GitHub - anthony-chaudhary/dos-kernel: Catch your AI agents when they lie about what they shipped — verifies claims against git instead of believing the agent.
anthonysarki · 2026-06-19 · via Show HN

DOS — the Dispatch Operating System

Catch your AI agents when they lie about what they shipped.

PyPI Python versions CI verified by DOS commit-claims License: MIT

📊 See it run on real repos: the scoreboard scores 15 popular AI-built repos (roborev, open-interpreter, crewAI, autogen, …) — how much agents wrote, which ones, and whether each commit's claim is backed by its own diff. Score yours: dos commit-audit --sweep --workspace . BASE..HEAD.

A terminal recording of the caught lie. The agent reports: Done! Shipped the login endpoint (AUTH1) and the password reset (AUTH2). git log shows one commit — AUTH1: ship the login endpoint. dos verify AUTH AUTH1 answers SHIPPED (exit 0); dos verify AUTH AUTH2 answers NOT_SHIPPED via none (exit 1) — caught. The exit code is the verdict: gate the agent's done on it and a false claim cannot land.
The whole pitch in one recording: the agent claims two features shipped; git backs one. dos verify answers from the commits, the lie exits 1, and a gate on that exit code refuses the false "done". Every line is the real CLI's verbatim output — scripts/build_caught_lie_cast.py re-records it whenever the output changes.

Two agent fleets side by side.

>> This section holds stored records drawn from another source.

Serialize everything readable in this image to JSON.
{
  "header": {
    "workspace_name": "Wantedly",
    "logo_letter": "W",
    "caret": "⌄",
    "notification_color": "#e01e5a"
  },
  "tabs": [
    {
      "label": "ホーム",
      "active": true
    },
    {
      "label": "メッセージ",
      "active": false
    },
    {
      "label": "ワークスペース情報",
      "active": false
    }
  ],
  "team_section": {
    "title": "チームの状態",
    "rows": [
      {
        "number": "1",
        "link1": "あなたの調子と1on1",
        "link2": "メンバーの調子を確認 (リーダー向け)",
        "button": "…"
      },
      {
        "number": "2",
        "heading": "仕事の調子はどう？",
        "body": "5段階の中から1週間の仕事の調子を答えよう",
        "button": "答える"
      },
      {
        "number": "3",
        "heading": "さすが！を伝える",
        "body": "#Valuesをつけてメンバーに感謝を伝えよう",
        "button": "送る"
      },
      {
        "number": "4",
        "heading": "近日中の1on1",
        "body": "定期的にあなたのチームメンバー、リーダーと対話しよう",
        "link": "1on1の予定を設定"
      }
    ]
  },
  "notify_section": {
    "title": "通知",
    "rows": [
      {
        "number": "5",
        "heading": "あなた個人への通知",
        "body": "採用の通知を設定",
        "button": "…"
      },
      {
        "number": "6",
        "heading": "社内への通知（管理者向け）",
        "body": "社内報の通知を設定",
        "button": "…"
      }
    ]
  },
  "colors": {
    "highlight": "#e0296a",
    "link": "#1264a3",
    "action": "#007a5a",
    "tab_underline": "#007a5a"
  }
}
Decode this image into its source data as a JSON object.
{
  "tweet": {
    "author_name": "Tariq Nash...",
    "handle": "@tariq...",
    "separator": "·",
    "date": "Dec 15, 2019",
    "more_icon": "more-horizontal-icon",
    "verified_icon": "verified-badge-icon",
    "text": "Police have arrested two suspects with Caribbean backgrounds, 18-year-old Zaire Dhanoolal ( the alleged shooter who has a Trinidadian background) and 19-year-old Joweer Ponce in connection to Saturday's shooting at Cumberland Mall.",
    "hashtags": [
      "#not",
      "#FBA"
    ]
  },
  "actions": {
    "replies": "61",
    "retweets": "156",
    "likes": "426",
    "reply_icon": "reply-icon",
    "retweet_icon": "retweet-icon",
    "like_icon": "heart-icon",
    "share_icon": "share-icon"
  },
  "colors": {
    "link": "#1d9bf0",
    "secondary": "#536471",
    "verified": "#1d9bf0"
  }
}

Left, no referee: agents all report 'done!', every report is believed, and silent corruption (lies, collisions, spin) piles up into a codebase that 'sorta works' and can't be changed. Right, DOS adjudicates: dos verify reads git and the run branches to SHIPPED (exit 0, land it) or NOT_SHIPPED (exit 1, re-dispatch — caught), and that verdict steers the next step.
Run a fleet of agents on one repo. The left loop just feels like progress; the right one you can steer. The only difference is a verdict DOS reads from the real world — here, git — never the agent's word.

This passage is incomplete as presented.